Alexa's Future As A Crime-Fighting Virtual Cop Is Still Far Away

A police department in Britain has started using Amazon's Alexa to broadcast daily briefings in people's homes, with the longterm goal of making the smart assistant a key part of the police force.

"The work that we're doing now is first and foremost our ability to push out information to the public that they may want and need," Rob Flanagan, head of Innovation for Lancashire Police, told Gizmodo. "So this may be missing persons, it may be people who are wanted, it may be to alert them to things that are going on in the local community. So essentially, what you can say to Alexa is 'give my my briefing' and [it] will read to them anything we put out that we want the public to know."

Later this month, Lancashire police will release a new Alexa "skill" to the public that, when prompted, responds with a short news briefing, updated daily. The pilot is ongoing until March. People can't file reports directly through the device, but eventually, Flanagan hopes future updates will allow Alexa to answer generic questions about how to report crime, updates on missing persons in the area, and which numbers to call for specific issues. But, Flanagan says, updating the public-facing Alexa is only the beginning.

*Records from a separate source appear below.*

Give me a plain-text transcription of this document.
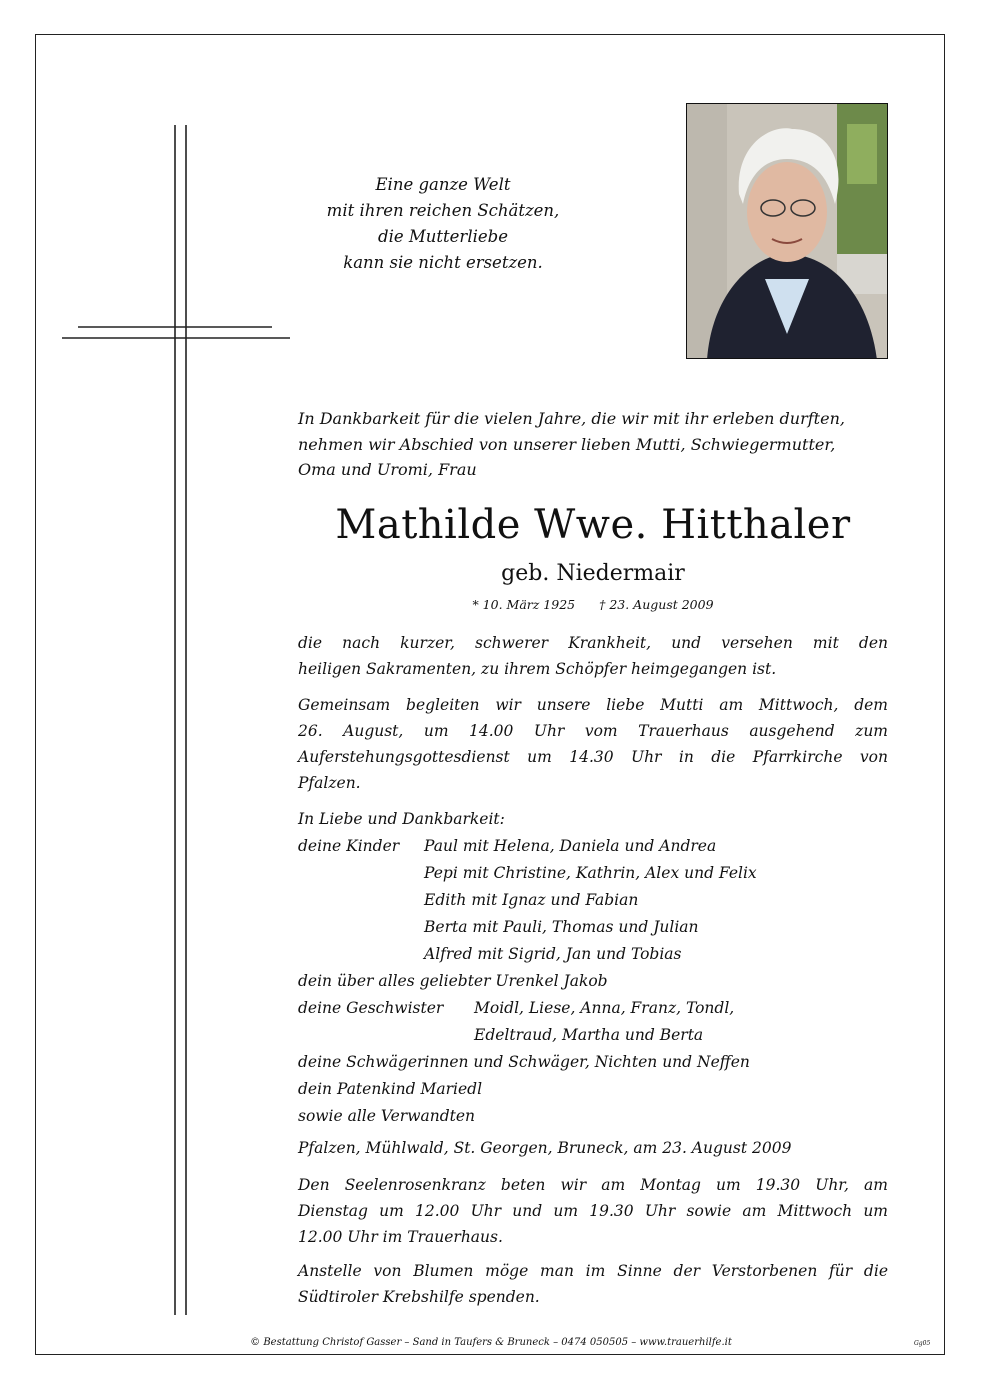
Eine ganze Welt
mit ihren reichen Schätzen,
die Mutterliebe
kann sie nicht ersetzen.
In Dankbarkeit für die vielen Jahre, die wir mit ihr erleben durften,
nehmen wir Abschied von unserer lieben Mutti, Schwiegermutter,
Oma und Uromi, Frau
Mathilde Wwe. Hitthaler
geb. Niedermair
* 10. März 1925 † 23. August 2009
die nach kurzer, schwerer Krankheit, und versehen mit den
heiligen Sakramenten, zu ihrem Schöpfer heimgegangen ist.
Gemeinsam begleiten wir unsere liebe Mutti am Mittwoch, dem
26. August, um 14.00 Uhr vom Trauerhaus ausgehend zum
Auferstehungsgottesdienst um 14.30 Uhr in die Pfarrkirche von
Pfalzen.
In Liebe und Dankbarkeit:
deine Kinder Paul mit Helena, Daniela und Andrea
Pepi mit Christine, Kathrin, Alex und Felix
Edith mit Ignaz und Fabian
Berta mit Pauli, Thomas und Julian
Alfred mit Sigrid, Jan und Tobias
dein über alles geliebter Urenkel Jakob
deine Geschwister Moidl, Liese, Anna, Franz, Tondl,
Edeltraud, Martha und Berta
deine Schwägerinnen und Schwäger, Nichten und Neffen
dein Patenkind Mariedl
sowie alle Verwandten
Pfalzen, Mühlwald, St. Georgen, Bruneck, am 23. August 2009
Den Seelenrosenkranz beten wir am Montag um 19.30 Uhr, am
Dienstag um 12.00 Uhr und um 19.30 Uhr sowie am Mittwoch um
12.00 Uhr im Trauerhaus.
Anstelle von Blumen möge man im Sinne der Verstorbenen für die
Südtiroler Krebshilfe spenden.
© Bestattung Christof Gasser – Sand in Taufers & Bruneck – 0474 050505 – www.trauerhilfe.it	Gg05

Longterm, he sees a separate voice-activated smart assistant device developed from the ground up specifically for police.

"There would be one for the public and then there will be something else we can use internally," he said. "The cop [would] be able to say 'give me the warrant details for Joe Blocks' and then it would read back that person's warrant and details and send the information to the offices mobile device that they have on their person."

In the future, he imagines a smaller device could be either in a police car or on their person, like a body camera. When officers begin their shifts, they could be briefed on the day's events via Alexa. The same if there's an ongoing situation and officers at multiple locations need updates.

"The technology is there for us to be able to do it, but obviously it takes a long time for us to develop something that we can put into use," he said.

For now, Flanagan says, the biggest hurdle is data security. Police databases contain a wealth of sensitive information, including details on convictions, open cases, and crisis response plans. A hack would be calamitous. A future device would have to be connected to the cloud, constantly updating, but would require safeguarding.

"[What we want to know is] is there going to be a safe and secure way for us to store some of our data in the cloud so that we can then utilise some of these technologies... to deliver information to our officers much faster," he explains.

After the pilot ends in March, Flanagan plans to relay the results to other UK police departments, with the goal of pushing the new idea forward.